Il Paese Alto (sudéntre per i sambenedettesi) è nato ed è cresciuto intorno all’antica pieve di San Benedetto Martire, la chiesa edificata nell’XI secolo sul sepolcro del santo patrono e attorno alla quale venne costruita la cinta muraria. Ampliata e modificata nel XVIII secolo su disegno dell’architetto Augustoni, al suo interno si possono ammirare dipinti ottocenteschi e l’altare con le reliquie del santo.
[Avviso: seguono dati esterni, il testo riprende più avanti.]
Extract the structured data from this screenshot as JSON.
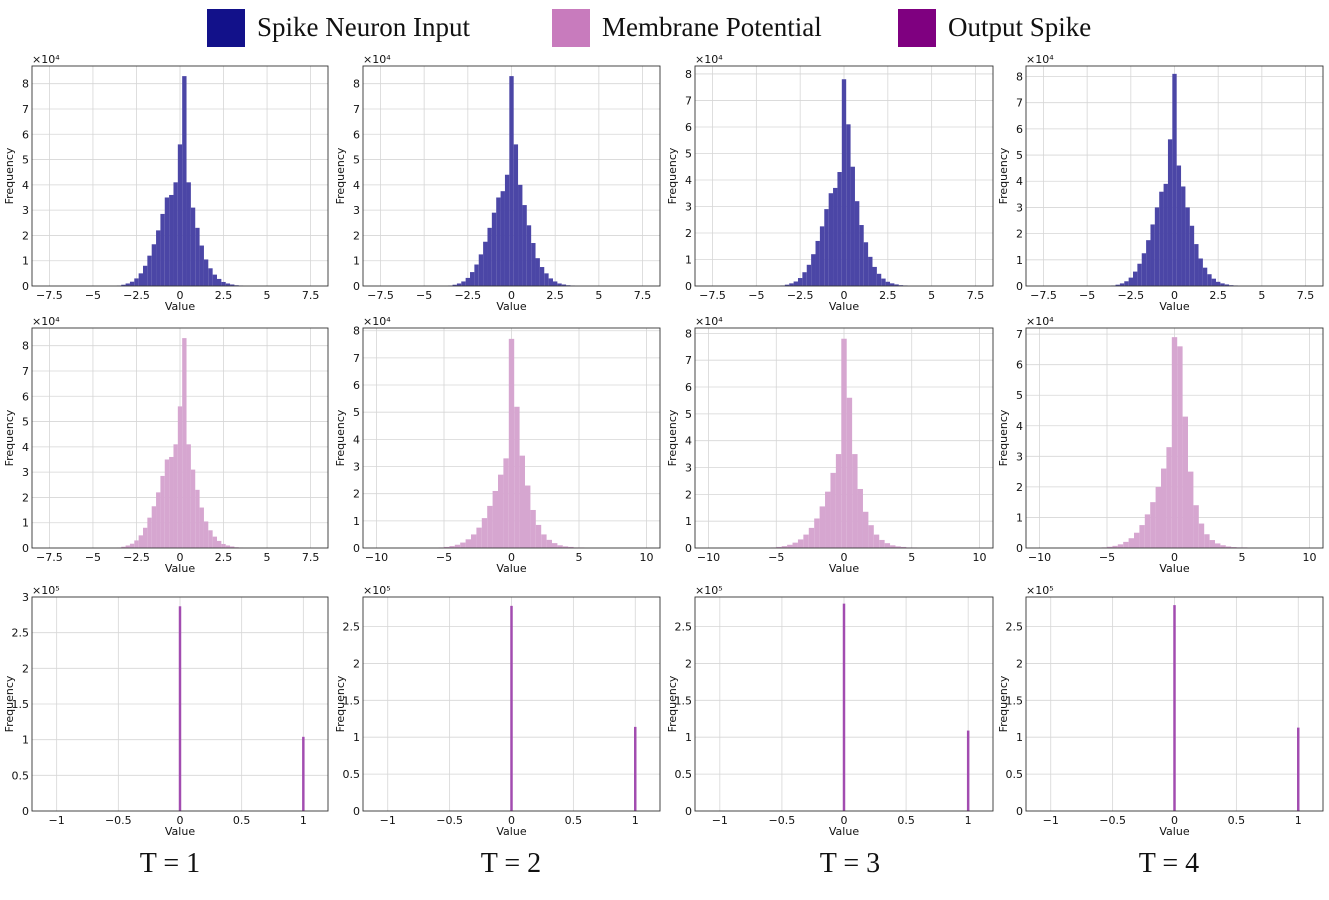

Oggi costituisce la parte alta della città, ma la sua posizione rialzata fu, per secoli, la principale difesa dalle scorrerie dei pirati attraverso le mura che difendevano il borgo e una rete di grotte e cunicoli a poca distanza dal mare.

Il testimone più evidente di quell’epoca è la Torre dei Gualtieri, anche nota come “Torrione”, che si erge nello spiazzo centrale. Imponente e insolito il bastione spicca dal belvedere di piazza Sacconi. A pianta esagonale e di modesta altezza (20 metri) fu fin dal XII secolo la postazione di comando dalla quale era possibile osservare l’ampio spazio costiero che va dal fiume Tronto e dalle sue torri di guardia fino al castello di Grottammare e quello di Cupra Marittima a nord.

Scendendo di pochi passi dalla piazza in direzione del torrente Albula si giunge a Palazzo Piacentini, antica dimora della poetessa dialettale Bice Piacentini Rinaldi. Tre piani adibiti ad Archivio Storico comunale e Pinacoteca del Mare conservano oltre alla memoria documentaria della città e la biblioteca personale di Bice, personaggio femminile da sempre emblema della cultura femminile sambenedettese e non.

Le origini della città, poco conosciute e oggetto di varie e contrastanti ipotesi, sono state di recente rimesse in discussione. In seguito ai lavori di riassetto urbanistico sono stati condotti scavi archeologici che, nel novembre del 2010, hanno riportato alla luce una vasca di epoca romana e una pavimentazione a mosaico di tessere bianche e nere: ritrovamenti, questi, che fanno pensare a insediamenti ben più lontani di quelli finora attestati, ad una città quindi dal passato paradossalmente ancora in divenire, su cui attualmente stanno cercando di gettare luce gli storici.